An important milestone was the early delivery of a proof of concept. That took me 2 weeks after gaining access to the data, and it consistent in a simple prototype with limited functionality. A proof of concept is a vital part the development process, as it demonstrates that the algorithm works and helps non-technical employees understand how machine learning translates logic into code.
I then collaborated with FusePump’s internal development, marketing, design and consulting teams to ensure the product aligned with the clients needs and it could integrate well with FusePump’s existing infrastructure.
To facilitate the development process and allow for potential change of requirements, the project was carried out through incremental improvements and iterations. Over the subsequent 4 months, I had built two core algorithms:


Algorithm 1: Personalized Product Suggestions


This followed this workflow:

  1. The algorithm analyzes a customer’s purchase history and estimates how similar items are to each other.
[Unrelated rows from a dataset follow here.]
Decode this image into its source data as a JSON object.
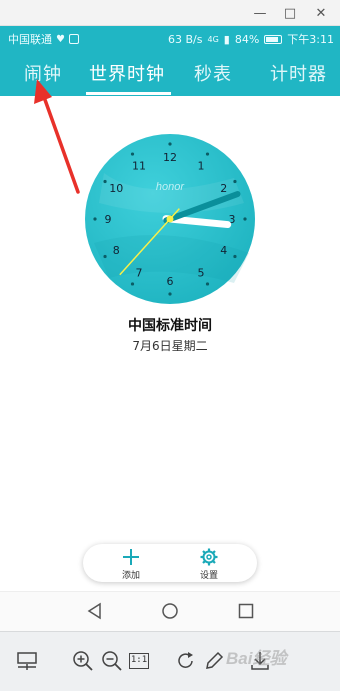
{
  "window": {
    "minimize_glyph": "—",
    "maximize_glyph": "□",
    "close_glyph": "✕"
  },
  "status_bar": {
    "carrier": "中国联通",
    "network_speed": "63 B/s",
    "signal": "4G",
    "battery": "84%",
    "time": "下午3:11"
  },
  "tabs": [
    {
      "label": "闹钟",
      "selected": false
    },
    {
      "label": "世界时钟",
      "selected": true
    },
    {
      "label": "秒表",
      "selected": false
    },
    {
      "label": "计时器",
      "selected": false
    }
  ],
  "clock": {
    "brand": "honor",
    "numbers": [
      "12",
      "1",
      "2",
      "3",
      "4",
      "5",
      "6",
      "7",
      "8",
      "9",
      "10",
      "11"
    ],
    "hour": 3,
    "minute": 11,
    "second": 37,
    "face_color": "#29c3cf",
    "hand_color": "#ffffff",
    "second_hand_color": "#f7f04a"
  },
  "zone": {
    "name": "中国标准时间",
    "date": "7月6日星期二"
  },
  "actions": {
    "add_label": "添加",
    "settings_label": "设置"
  },
  "toolbar": {
    "actual_size_label": "1:1"
  },
  "watermark": "Bai经验",
  "colors": {
    "accent": "#20b6c4",
    "annotation": "#e8312a"
  }
}
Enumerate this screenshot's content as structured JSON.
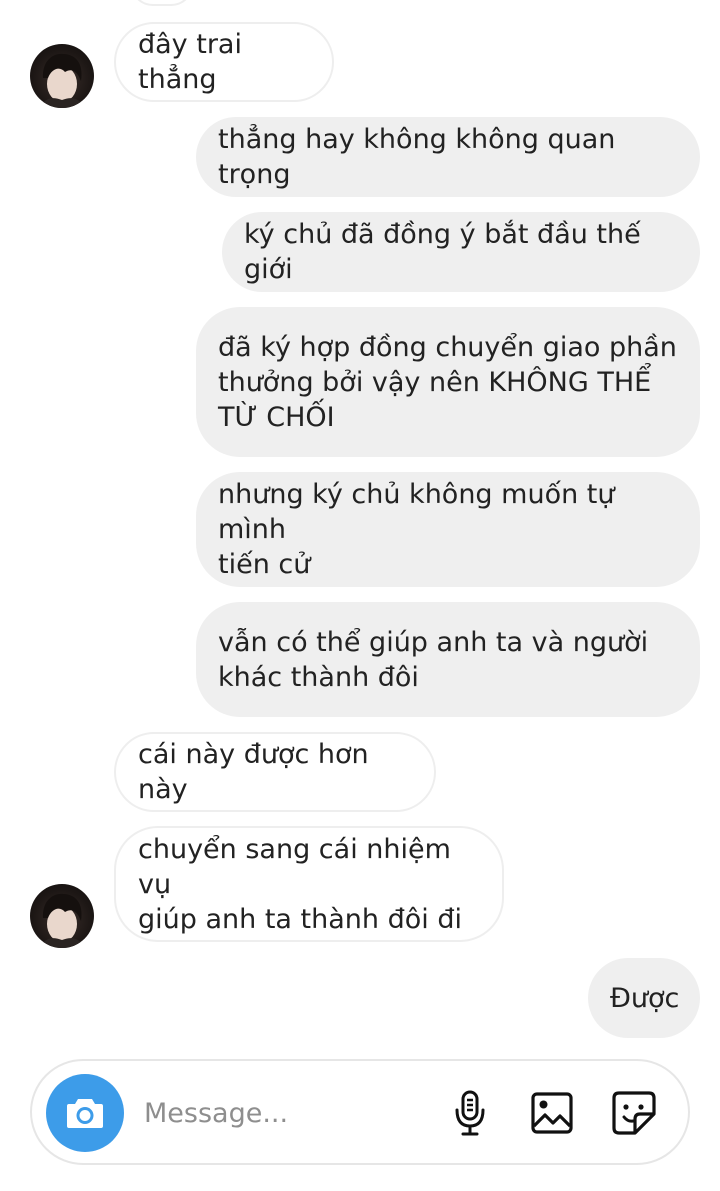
{
  "messages": [
    {
      "direction": "incoming",
      "text": "đây trai thẳng"
    },
    {
      "direction": "outgoing",
      "text": "thẳng hay không không quan trọng"
    },
    {
      "direction": "outgoing",
      "text": "ký chủ đã đồng ý bắt đầu thế giới"
    },
    {
      "direction": "outgoing",
      "text": "đã ký hợp đồng chuyển giao phần\nthưởng bởi vậy nên KHÔNG THỂ\nTỪ CHỐI"
    },
    {
      "direction": "outgoing",
      "text": "nhưng ký chủ không muốn tự mình\ntiến cử"
    },
    {
      "direction": "outgoing",
      "text": "vẫn có thể giúp anh ta và người\nkhác thành đôi"
    },
    {
      "direction": "incoming",
      "text": "cái này được hơn này"
    },
    {
      "direction": "incoming",
      "text": "chuyển sang cái nhiệm vụ\ngiúp anh ta thành đôi đi"
    },
    {
      "direction": "outgoing",
      "text": "Được"
    }
  ],
  "composer": {
    "placeholder": "Message...",
    "value": "",
    "icons": [
      "camera-icon",
      "microphone-icon",
      "image-gallery-icon",
      "sticker-icon"
    ]
  },
  "colors": {
    "accent": "#3d9ce9",
    "outgoing_bubble": "#efefef",
    "incoming_border": "#eeeeee",
    "text": "#222222",
    "placeholder": "#8e8e8e"
  }
}
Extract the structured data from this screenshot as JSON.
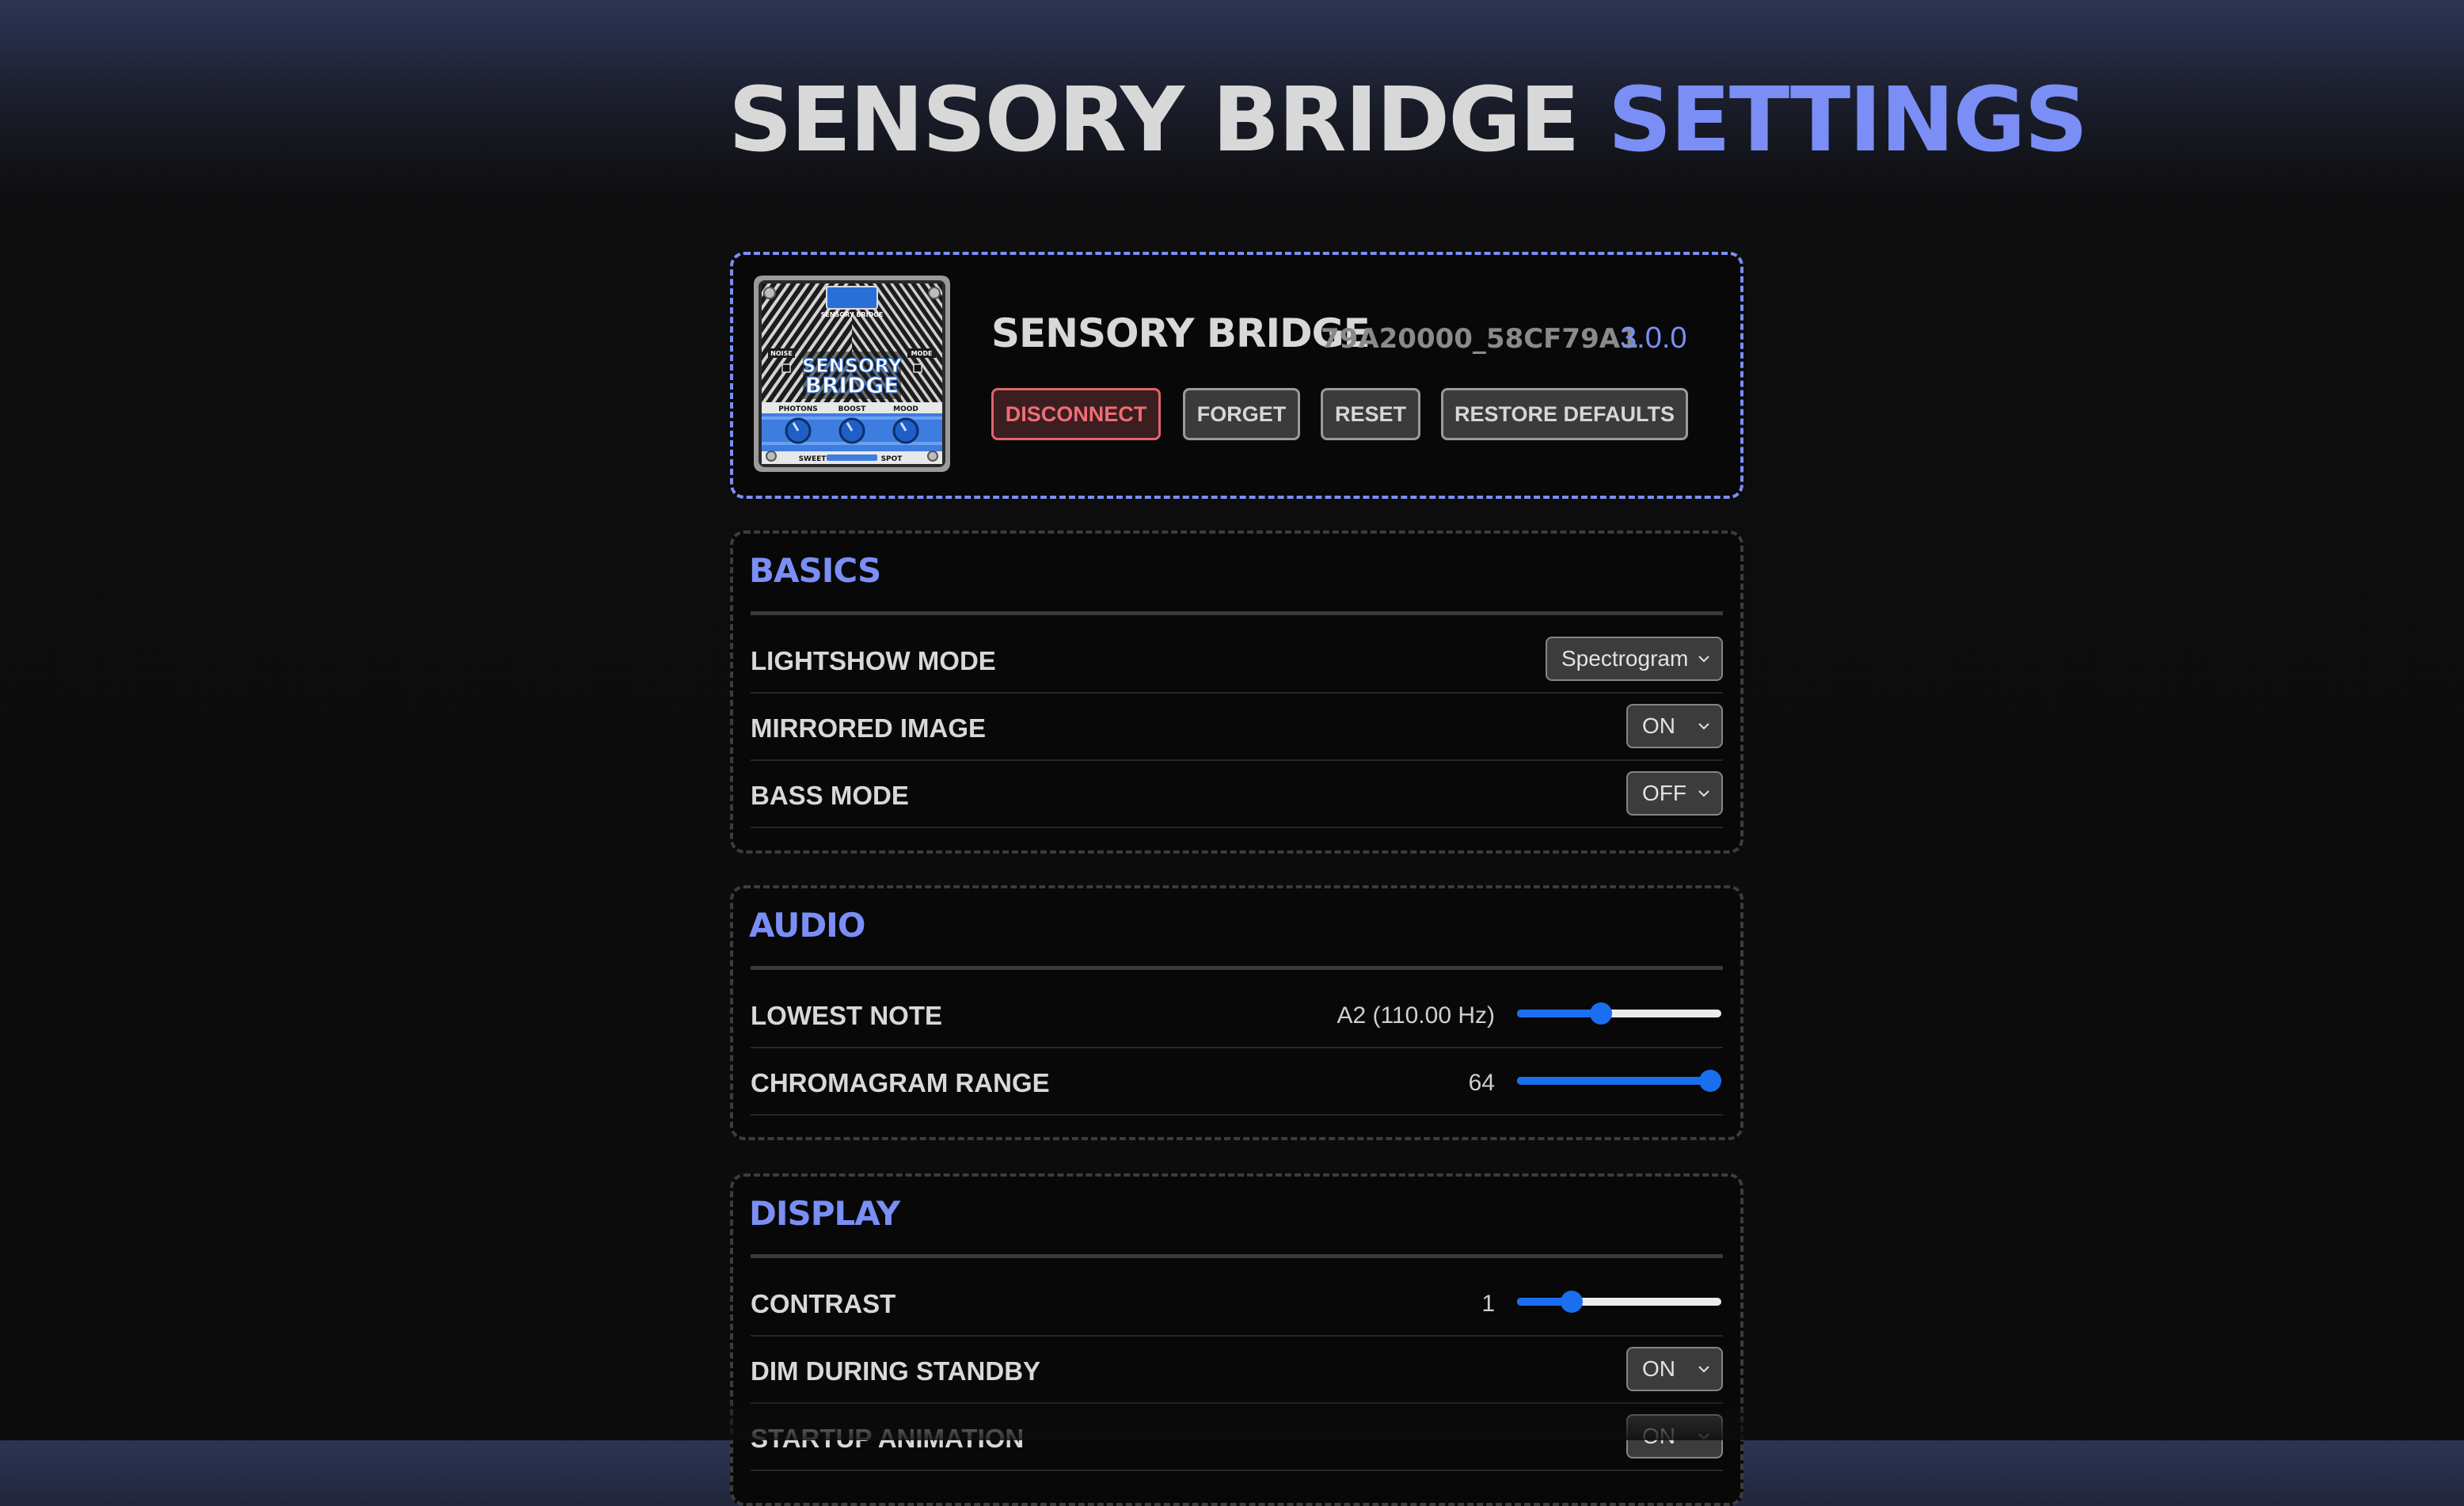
{
  "header": {
    "title_main": "SENSORY BRIDGE",
    "title_accent": "SETTINGS"
  },
  "device": {
    "name": "SENSORY BRIDGE",
    "id": "79A20000_58CF79A1",
    "version": "3.0.0",
    "image": {
      "top_label": "SENSORY BRIDGE",
      "left_label": "NOISE",
      "right_label": "MODE",
      "title_line1": "SENSORY",
      "title_line2": "BRIDGE",
      "knob_labels": [
        "PHOTONS",
        "BOOST",
        "MOOD"
      ],
      "bottom_left": "SWEET",
      "bottom_right": "SPOT"
    },
    "buttons": {
      "disconnect": "DISCONNECT",
      "forget": "FORGET",
      "reset": "RESET",
      "restore_defaults": "RESTORE DEFAULTS"
    }
  },
  "basics": {
    "title": "BASICS",
    "lightshow_mode": {
      "label": "LIGHTSHOW MODE",
      "value": "Spectrogram"
    },
    "mirrored_image": {
      "label": "MIRRORED IMAGE",
      "value": "ON"
    },
    "bass_mode": {
      "label": "BASS MODE",
      "value": "OFF"
    }
  },
  "audio": {
    "title": "AUDIO",
    "lowest_note": {
      "label": "LOWEST NOTE",
      "value_text": "A2 (110.00 Hz)",
      "fraction": 0.4
    },
    "chromagram_range": {
      "label": "CHROMAGRAM RANGE",
      "value_text": "64",
      "fraction": 1.0
    }
  },
  "display": {
    "title": "DISPLAY",
    "contrast": {
      "label": "CONTRAST",
      "value_text": "1",
      "fraction": 0.24
    },
    "dim_during_standby": {
      "label": "DIM DURING STANDBY",
      "value": "ON"
    },
    "startup_animation": {
      "label": "STARTUP ANIMATION",
      "value": "ON"
    }
  },
  "colors": {
    "accent": "#7a8ef5",
    "danger": "#ef6e74",
    "slider": "#1a6ff0"
  }
}
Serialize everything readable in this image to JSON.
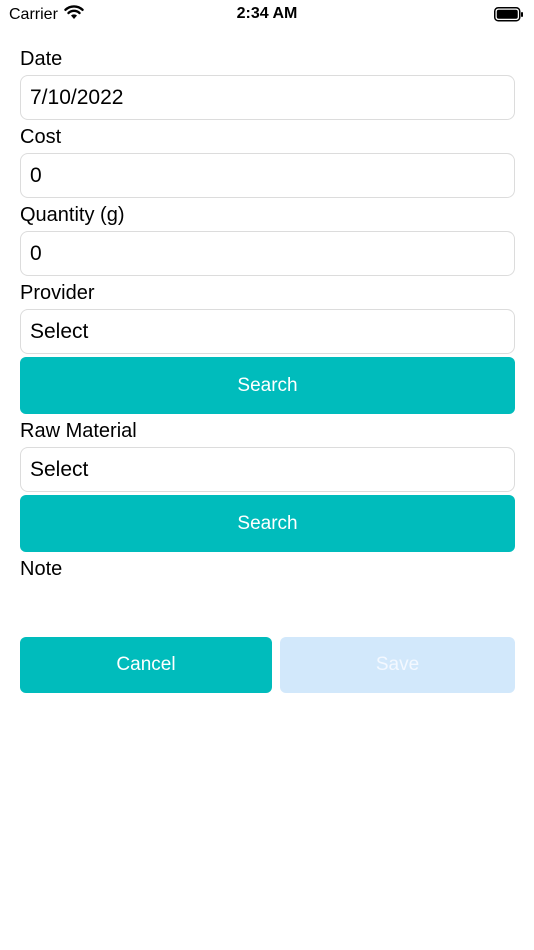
{
  "status_bar": {
    "carrier": "Carrier",
    "time": "2:34 AM"
  },
  "form": {
    "date": {
      "label": "Date",
      "value": "7/10/2022"
    },
    "cost": {
      "label": "Cost",
      "value": "0"
    },
    "quantity": {
      "label": "Quantity (g)",
      "value": "0"
    },
    "provider": {
      "label": "Provider",
      "value": "Select",
      "search_label": "Search"
    },
    "raw_material": {
      "label": "Raw Material",
      "value": "Select",
      "search_label": "Search"
    },
    "note": {
      "label": "Note"
    }
  },
  "actions": {
    "cancel_label": "Cancel",
    "save_label": "Save"
  },
  "colors": {
    "accent": "#00bcbc",
    "disabled": "#d2e8fb",
    "field_border": "#dcdcdc"
  }
}
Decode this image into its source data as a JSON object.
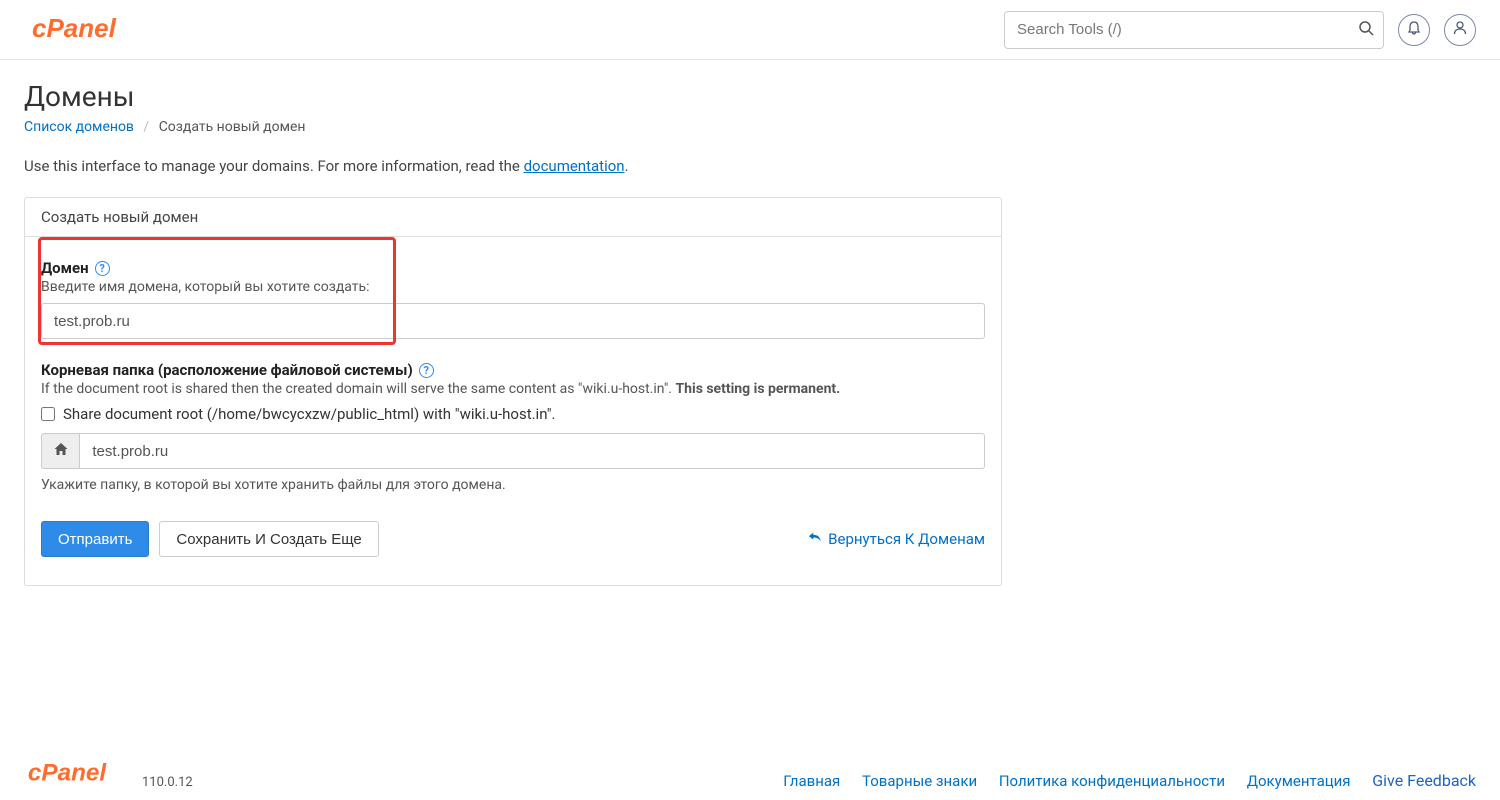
{
  "header": {
    "search_placeholder": "Search Tools (/)"
  },
  "page": {
    "title": "Домены",
    "breadcrumb": {
      "list_link": "Список доменов",
      "current": "Создать новый домен"
    },
    "intro_prefix": "Use this interface to manage your domains. For more information, read the ",
    "intro_link": "documentation",
    "intro_suffix": "."
  },
  "form": {
    "panel_title": "Создать новый домен",
    "domain": {
      "label": "Домен",
      "help": "Введите имя домена, который вы хотите создать:",
      "value": "test.prob.ru"
    },
    "docroot": {
      "label": "Корневая папка (расположение файловой системы)",
      "shared_help_prefix": "If the document root is shared then the created domain will serve the same content as \"wiki.u-host.in\". ",
      "shared_help_bold": "This setting is permanent.",
      "share_checkbox_label": "Share document root (/home/bwcycxzw/public_html) with \"wiki.u-host.in\".",
      "path_value": "test.prob.ru",
      "path_help": "Укажите папку, в которой вы хотите хранить файлы для этого домена."
    },
    "buttons": {
      "submit": "Отправить",
      "save_more": "Сохранить И Создать Еще",
      "back": "Вернуться К Доменам"
    }
  },
  "footer": {
    "version": "110.0.12",
    "links": {
      "home": "Главная",
      "trademarks": "Товарные знаки",
      "privacy": "Политика конфиденциальности",
      "docs": "Документация",
      "feedback": "Give Feedback"
    }
  }
}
Similarity is scored based on how many clients purchased the items together. For example, diapers and milk were more similar than diapers and beer, as many people who buy diapers also buy milk, but very few people who purchase diapers also purchase beer.
  2. A customer’s historical purchases are matched with similar products and assembled into a list of product recommendations.
  3. When a customer visits the retailer website, the top ranking item is shown as an ad. The algorithm could be further improved by allowing it to take into account external factors, such as likelihood to buy based on time of the year - e.g. customers are more likely to buy blankets during the winter than during the summer.

Algorithm 2: Bidding rules for ad space


This algorithm served to decide how to weight bids. Looking at $ bid was not an optimal approach in fact, in that I also wanted to optimize for the end customers experience and their lifetime value for the retailer. My solution was to create a score that incorporated multiple factors:

  • Likelihood of customers to purchase the product
  • Net margin of the retailer on the product
  • Size of the bid


Results


The algorithms I created were incorporated within the platform by month 4, and deployed in AWS Sagemaker as endpoints. We ran A/B tests for about 2 months to assess how they worked, results showed that:

  • Estimated 47% increase in conversion rates as compared with static banner ads
  • Estimated 15% increase in time spent on the website, as shoppers have a more engaging experience due personalized advertisements and products
  • Retailers can maximize the value of their ad space and generate new revenue (numerical results not available as the retailer did not share numbers)
  • Brands have a unique opportunity to influence shoppers with a high intent to buy. This allows brands to increase sales and reduce their advertising budget (numerical results not available as the brands did not share numbers)

The model predictions, along with the underlying traffic data, also got recorded in a MongoDB database, and I setup some automated periodic retraining procedures to keep the model relevant (with fallbacks and checks in case the model performance was to deteriorate).


This simple infrastructure then allowed Fusepump to build their internal Data Science capabilities and keep improving on the algorithms. Eventually Fusepump got acquired by advertising giant WPP, who took ownership of the platform.